One of the exceptions was the trophy played for by the Yorkshire Rugby Union clubs. "T'owd Tin Pot", or officially, the Yorkshire Challenge Cup. The Governing body of the RFU were appalled at the idea, but turned a blind eye as all the proceeds from the final were distributed among various charities.

It was around 10 years after the "great schism" before the idea of a County Cup for the Rugby League game became a reality.
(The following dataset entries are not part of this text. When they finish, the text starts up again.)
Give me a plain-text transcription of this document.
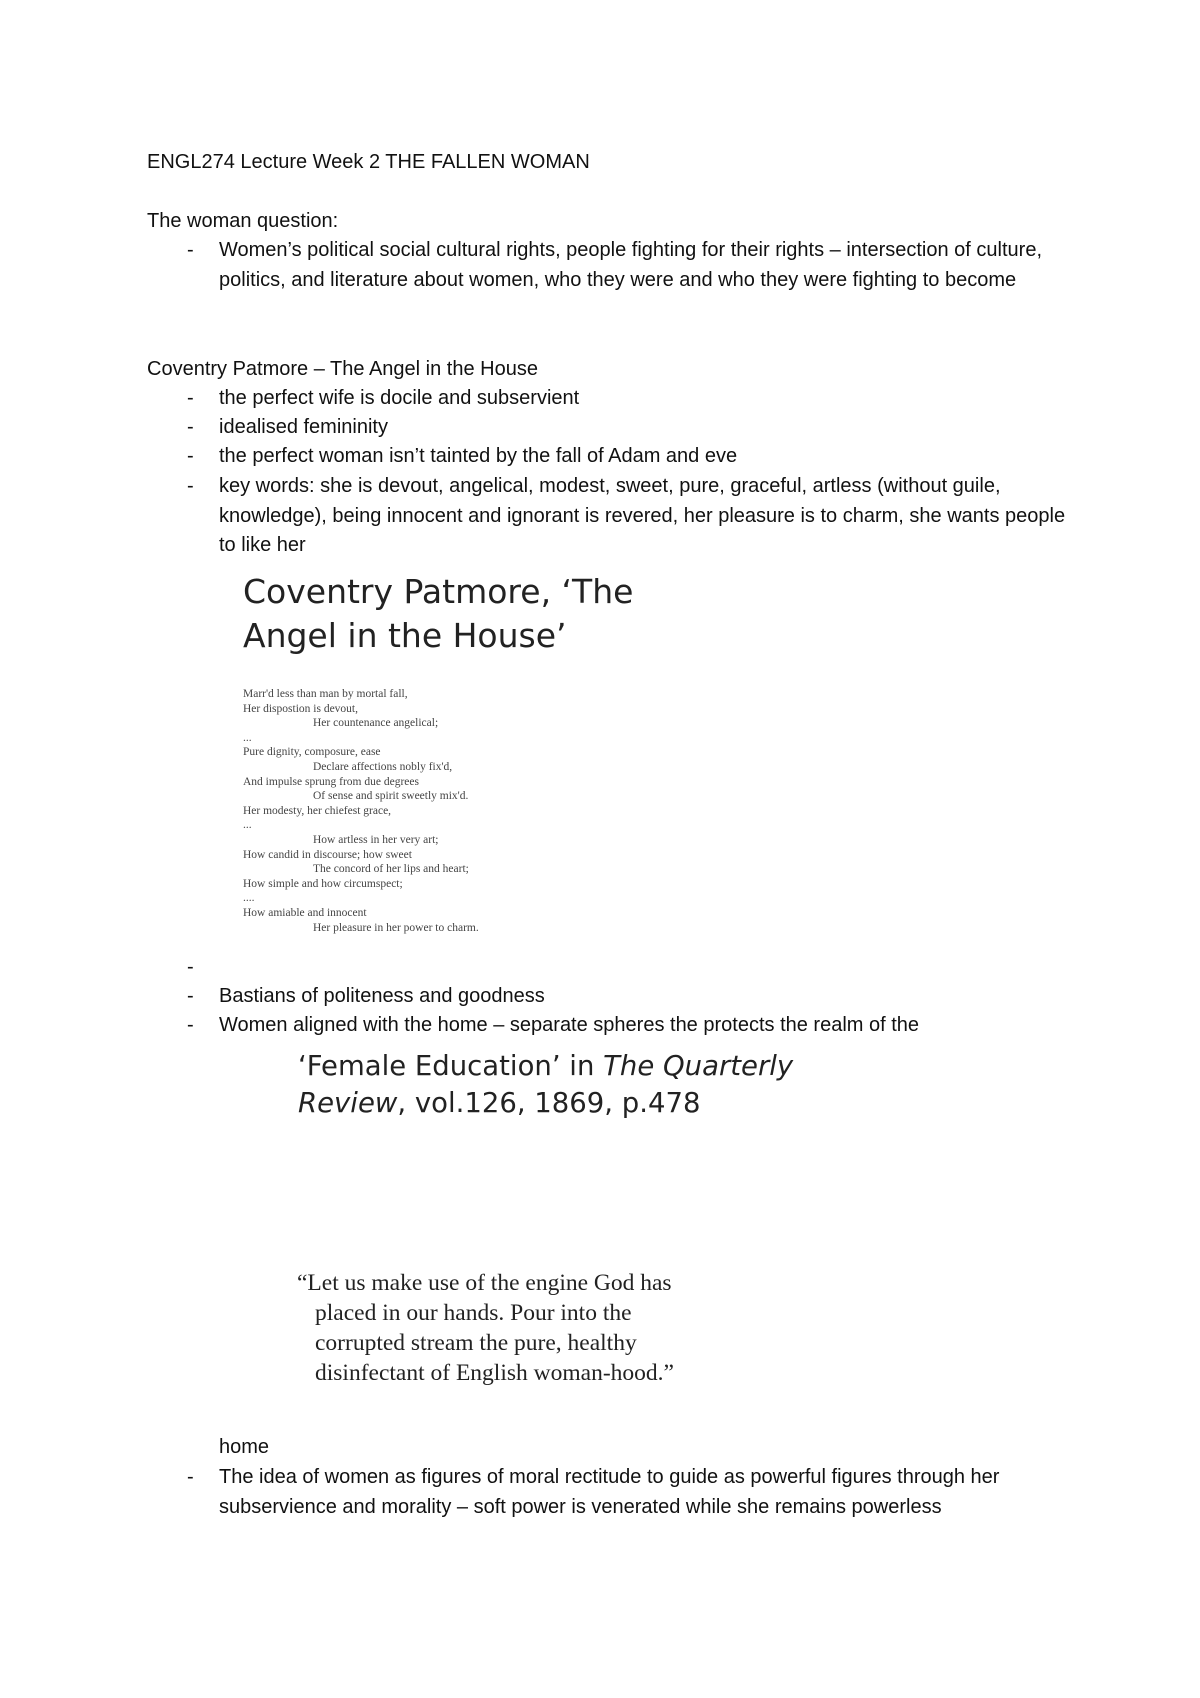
ENGL274 Lecture Week 2 THE FALLEN WOMAN
The woman question:
- Women’s political social cultural rights, people fighting for their rights – intersection of culture, politics, and literature about women, who they were and who they were fighting to become
Coventry Patmore – The Angel in the House
- the perfect wife is docile and subservient
- idealised femininity
- the perfect woman isn’t tainted by the fall of Adam and eve
- key words: she is devout, angelical, modest, sweet, pure, graceful, artless (without guile, knowledge), being innocent and ignorant is revered, her pleasure is to charm, she wants people to like her
Coventry Patmore, ‘The
Angel in the House’
Marr'd less than man by mortal fall,
Her dispostion is devout,
Her countenance angelical;
...
Pure dignity, composure, ease
Declare affections nobly fix'd,
And impulse sprung from due degrees
Of sense and spirit sweetly mix'd.
Her modesty, her chiefest grace,
...
How artless in her very art;
How candid in discourse; how sweet
The concord of her lips and heart;
How simple and how circumspect;
....
How amiable and innocent
Her pleasure in her power to charm.
-
- Bastians of politeness and goodness
- Women aligned with the home – separate spheres the protects the realm of the
‘Female Education’ in The Quarterly
Review, vol.126, 1869, p.478
“Let us make use of the engine God has
placed in our hands. Pour into the
corrupted stream the pure, healthy
disinfectant of English woman-hood.”
home
- The idea of women as figures of moral rectitude to guide as powerful figures through her subservience and morality – soft power is venerated while she remains powerless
There appears to be very little, if any, details of how the introduction of the county cup competitions came about, or any details of any of the instigators or of any campaign, but the County Cups became the last part of what would become known as the four cups.
The competitions were played on the same basis as was the Challenge Cup, i.e. a free draw with matches played on a sudden death straight knock-out basis, and with the final played (usually) on a neutral ground.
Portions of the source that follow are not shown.